Achieving these functions is a challenge but not impossible, and companies are already making serious inroads in this area. “I believe, in the future, we will have a hybrid approach, where soft electronics will be interfaced with biology, and highperformance silicon electronics will be used for data processing and computation,” says Khan. “Similar to Elon Musk’s Neuralink neural interface – soft electrodes to interface with neurons and silicon chips to process the neural signals.” 


Wearable device opportunities in modern healthcare

As healthcare shifts towards a patient-centred outcome-based delivery model, wearable devices are being transformed into important players in the healthcare system. As such, this transformation requires cross-disciplinary collaboration and should be driven by three main factors.

A shift to disease prevention

There is increasing recognition that early diagnosis of a disease helps in providing the best medical care and health outcomes for the patients. In particular, there is a general agreement that damage to organs can be reversed if the disease is caught and treated at an early stage. Hence, early diagnosis, in conjugation with prevention of disease, has attracted more attention and is considered a more cost-effective approach to bring better health outcomes, as well as improving the quality of life.

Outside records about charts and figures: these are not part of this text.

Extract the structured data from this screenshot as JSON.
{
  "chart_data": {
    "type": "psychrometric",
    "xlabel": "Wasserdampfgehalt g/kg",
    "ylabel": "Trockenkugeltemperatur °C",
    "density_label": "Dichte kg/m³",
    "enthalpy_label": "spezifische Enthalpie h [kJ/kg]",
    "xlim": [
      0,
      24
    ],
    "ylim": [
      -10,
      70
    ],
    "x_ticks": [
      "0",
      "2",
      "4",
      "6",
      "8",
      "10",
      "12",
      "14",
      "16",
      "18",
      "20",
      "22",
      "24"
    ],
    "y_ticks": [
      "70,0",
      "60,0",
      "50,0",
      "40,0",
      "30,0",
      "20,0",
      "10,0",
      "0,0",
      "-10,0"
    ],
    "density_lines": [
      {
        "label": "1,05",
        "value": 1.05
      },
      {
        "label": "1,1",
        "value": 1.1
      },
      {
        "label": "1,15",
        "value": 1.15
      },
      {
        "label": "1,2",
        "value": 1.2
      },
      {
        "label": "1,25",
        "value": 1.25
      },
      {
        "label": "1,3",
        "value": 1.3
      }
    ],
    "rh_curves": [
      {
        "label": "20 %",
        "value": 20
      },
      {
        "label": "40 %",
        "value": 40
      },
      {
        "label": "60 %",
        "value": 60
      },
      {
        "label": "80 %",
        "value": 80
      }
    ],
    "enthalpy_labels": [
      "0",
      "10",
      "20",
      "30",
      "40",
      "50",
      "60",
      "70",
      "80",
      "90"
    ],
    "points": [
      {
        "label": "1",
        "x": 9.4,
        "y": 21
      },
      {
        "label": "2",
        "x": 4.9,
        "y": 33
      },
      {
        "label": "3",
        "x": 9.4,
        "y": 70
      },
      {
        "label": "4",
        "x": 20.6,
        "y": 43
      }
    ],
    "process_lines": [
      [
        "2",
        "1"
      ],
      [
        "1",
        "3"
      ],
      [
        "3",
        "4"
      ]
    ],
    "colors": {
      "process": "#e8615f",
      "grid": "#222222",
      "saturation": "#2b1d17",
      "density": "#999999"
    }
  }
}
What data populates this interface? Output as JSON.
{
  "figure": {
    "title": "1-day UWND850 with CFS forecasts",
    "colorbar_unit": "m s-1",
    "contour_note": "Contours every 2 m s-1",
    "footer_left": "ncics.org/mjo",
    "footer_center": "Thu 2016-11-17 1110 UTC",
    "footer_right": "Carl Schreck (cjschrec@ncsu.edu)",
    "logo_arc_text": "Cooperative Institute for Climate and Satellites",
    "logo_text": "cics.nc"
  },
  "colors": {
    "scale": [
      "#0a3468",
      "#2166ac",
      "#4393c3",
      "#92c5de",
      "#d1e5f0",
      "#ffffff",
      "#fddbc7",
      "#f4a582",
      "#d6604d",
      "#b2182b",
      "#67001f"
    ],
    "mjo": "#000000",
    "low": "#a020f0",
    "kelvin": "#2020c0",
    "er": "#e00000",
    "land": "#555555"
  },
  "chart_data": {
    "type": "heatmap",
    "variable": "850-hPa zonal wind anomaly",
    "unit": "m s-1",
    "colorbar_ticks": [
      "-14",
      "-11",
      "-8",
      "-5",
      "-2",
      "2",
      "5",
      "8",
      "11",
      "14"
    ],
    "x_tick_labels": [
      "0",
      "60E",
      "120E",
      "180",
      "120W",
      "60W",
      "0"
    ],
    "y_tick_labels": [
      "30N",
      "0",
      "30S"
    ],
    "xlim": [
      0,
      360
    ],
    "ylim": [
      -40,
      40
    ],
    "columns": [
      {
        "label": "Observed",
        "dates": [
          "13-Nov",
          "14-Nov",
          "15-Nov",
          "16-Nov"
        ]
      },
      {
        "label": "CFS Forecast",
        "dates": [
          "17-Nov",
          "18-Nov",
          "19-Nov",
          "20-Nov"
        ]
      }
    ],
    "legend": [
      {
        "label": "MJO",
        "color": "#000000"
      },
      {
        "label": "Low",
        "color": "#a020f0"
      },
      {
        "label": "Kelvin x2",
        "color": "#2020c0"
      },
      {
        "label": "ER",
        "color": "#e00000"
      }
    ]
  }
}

The principle of preventive medicine includes prevention of a disease before it occurs (primary prevention) and reducing the intensity of a disease that has already arisen, thereby controlling progression or preventing relapse after recovery (secondary prevention).

Personalisation of medical care

Effective early diagnosis relies on the application of routine monitoring of complex parameters of individuals, which involves the uninterrupted monitoring of human physiological indexes, such as the body temperature, heart-beat pulse or respiration rate, and skin moisture, as well as some informative biomarkers. Monitoring these informative physiological indexes and biomarkers seems not only to provide for timely diagnosis of disease (especially for high-risk populations, such as carriers of hereditary and inevitable diseases), but is useful for gauging pervasive and personalised physiological activity indexes, and treatment to improve the quality of life and the efficacy of treatment.

Intelligent interpretation of a large volume of health-related data

Big-data tools collect billions of data points from wearable devices that can be used for health management in descriptive analytics, measuring what has happened (for example, frequency, costs and resources); predictive analytics, which use the descriptive data to forecast likely outcomes; and prescriptive analytics, which provide the ability to make proactive decisions considering pre-empting predictions. These analytics can help clinicians to make an accurate diagnosis, predict the health condition at an early stage and intervene during the initial stages of an illness. They can also refer to historical medical data related to clinical assessments and lab data to create a continuous inflow to quickly implement changes.